10-Foot Python Was Definitely Not On Australian Woman's Grocery List

A woman trapped the snake herself, then released it in the wild.

Let's say you're grabbing ingredients at the grocery store for a quick weeknight dinner. You're browsing the spice aisle, when something rattles the bottles from behind. A head slowly pokes out—a snake!—then extends outward and starts slithering down off the shelf, looking at you the entire time. How exactly do you respond? (And do you think there's any chance you'll still be cooking dinner later, or is this looking more like a takeout night?)

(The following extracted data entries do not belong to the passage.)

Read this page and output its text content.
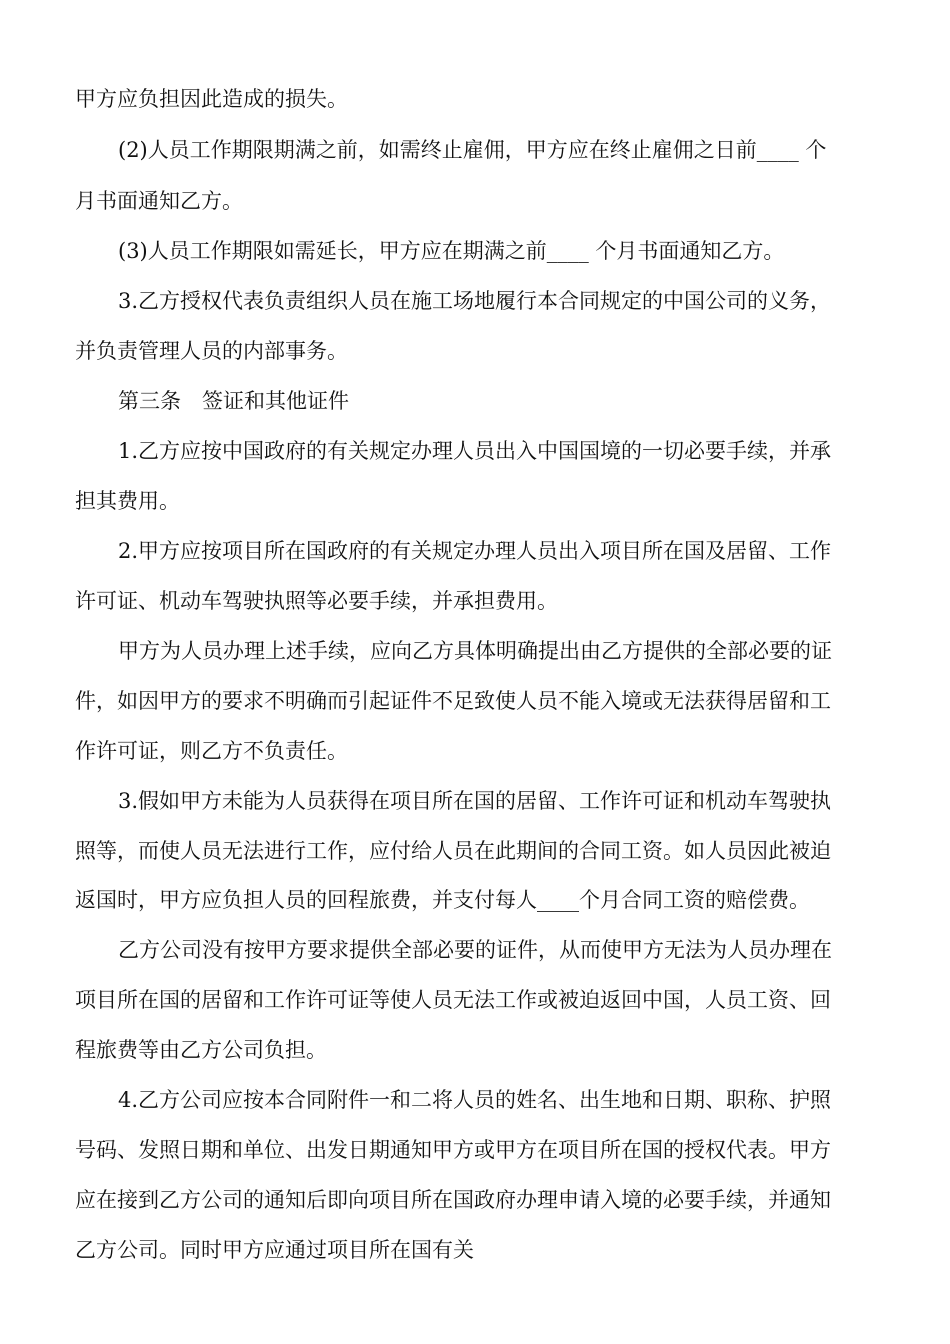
甲方应负担因此造成的损失。
(2)人员工作期限期满之前，如需终止雇佣，甲方应在终止雇佣之日前____ 个
月书面通知乙方。
(3)人员工作期限如需延长，甲方应在期满之前____ 个月书面通知乙方。
3.乙方授权代表负责组织人员在施工场地履行本合同规定的中国公司的义务，
并负责管理人员的内部事务。
第三条　签证和其他证件
1.乙方应按中国政府的有关规定办理人员出入中国国境的一切必要手续，并承
担其费用。
2.甲方应按项目所在国政府的有关规定办理人员出入项目所在国及居留、工作
许可证、机动车驾驶执照等必要手续，并承担费用。
甲方为人员办理上述手续，应向乙方具体明确提出由乙方提供的全部必要的证
件，如因甲方的要求不明确而引起证件不足致使人员不能入境或无法获得居留和工
作许可证，则乙方不负责任。
3.假如甲方未能为人员获得在项目所在国的居留、工作许可证和机动车驾驶执
照等，而使人员无法进行工作，应付给人员在此期间的合同工资。如人员因此被迫
返国时，甲方应负担人员的回程旅费，并支付每人____个月合同工资的赔偿费。
乙方公司没有按甲方要求提供全部必要的证件，从而使甲方无法为人员办理在
项目所在国的居留和工作许可证等使人员无法工作或被迫返回中国，人员工资、回
程旅费等由乙方公司负担。
4.乙方公司应按本合同附件一和二将人员的姓名、出生地和日期、职称、护照
号码、发照日期和单位、出发日期通知甲方或甲方在项目所在国的授权代表。甲方
应在接到乙方公司的通知后即向项目所在国政府办理申请入境的必要手续，并通知
乙方公司。同时甲方应通过项目所在国有关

This is what happened to Helaina Alati in Sydney, Australia—but as CNN reports, for her, it was no big deal. For most people, I imagine this would be at the very least a jarring experience (if not absolutely traumatizing), but Alati is no typical grocery shopper: She's a trained snake handler. What an absolutely perfect coincidence.

Alati told CNN, "I was browsing through the spice aisle, and just looking for something to put on my dinner that night, and the face of the 10-foot python just kind of poked out next to me. He didn't really spook me out at all, he wasn't coming off as aggressive."

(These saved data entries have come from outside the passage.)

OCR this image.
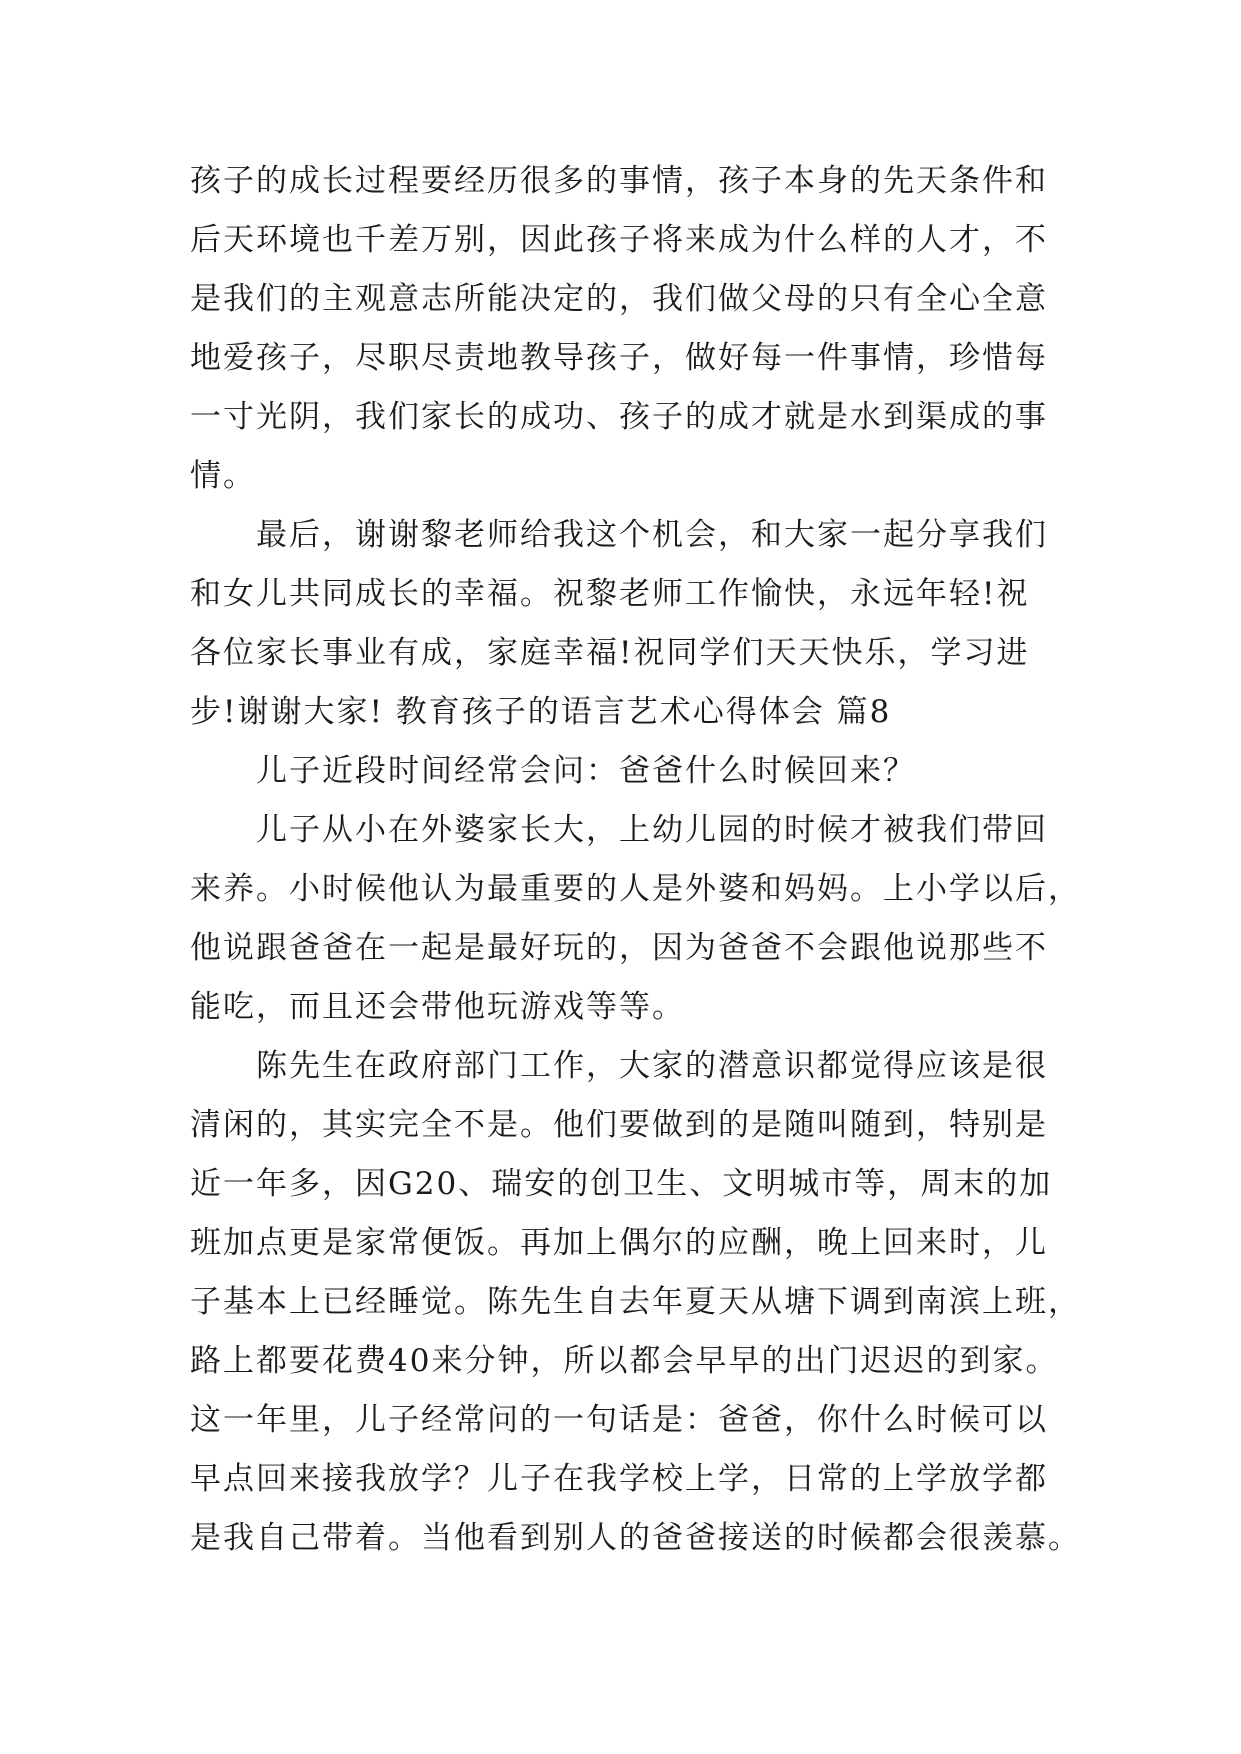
孩子的成长过程要经历很多的事情，孩子本身的先天条件和
后天环境也千差万别，因此孩子将来成为什么样的人才，不
是我们的主观意志所能决定的，我们做父母的只有全心全意
地爱孩子，尽职尽责地教导孩子，做好每一件事情，珍惜每
一寸光阴，我们家长的成功、孩子的成才就是水到渠成的事
情。
最后，谢谢黎老师给我这个机会，和大家一起分享我们
和女儿共同成长的幸福。祝黎老师工作愉快，永远年轻!祝
各位家长事业有成，家庭幸福!祝同学们天天快乐，学习进
步!谢谢大家! 教育孩子的语言艺术心得体会 篇8
儿子近段时间经常会问：爸爸什么时候回来？
儿子从小在外婆家长大，上幼儿园的时候才被我们带回
来养。小时候他认为最重要的人是外婆和妈妈。上小学以后，
他说跟爸爸在一起是最好玩的，因为爸爸不会跟他说那些不
能吃，而且还会带他玩游戏等等。
陈先生在政府部门工作，大家的潜意识都觉得应该是很
清闲的，其实完全不是。他们要做到的是随叫随到，特别是
近一年多，因G20、瑞安的创卫生、文明城市等，周末的加
班加点更是家常便饭。再加上偶尔的应酬，晚上回来时，儿
子基本上已经睡觉。陈先生自去年夏天从塘下调到南滨上班，
路上都要花费40来分钟，所以都会早早的出门迟迟的到家。
这一年里，儿子经常问的一句话是：爸爸，你什么时候可以
早点回来接我放学？儿子在我学校上学，日常的上学放学都
是我自己带着。当他看到别人的爸爸接送的时候都会很羡慕。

Alati quickly identified the snake as being a non-venomous diamond python and ran home to get her snake bag. You know, the snake bag you probably just have lying around at your house too. The grocery store shut down the aisle while they waited for her return, and once she came back, she bagged the creature.

"He was really easy to catch, diamond pythons often are. I pretty much just held the bag in front of him and gave him a tap on the tail, and he just slithered into the bag himself," Alati said. "And then that afternoon I just took him into some local bushland, away from roads and houses where he could live a more suitable lifestyle." She took video of the whole experience, which CNN posted, and it shows the snake casually slithering out of the bag into the underbrush as it scopes out its new home.

What do you think made the grocery store an attractive destination for the python in the first place? Maybe the snake just there to find some seasoning for its next meal, just like Alati. What do you suppose a diamond python would sprinkle on its lunch? My money's on Cavender's Greek Seasoning.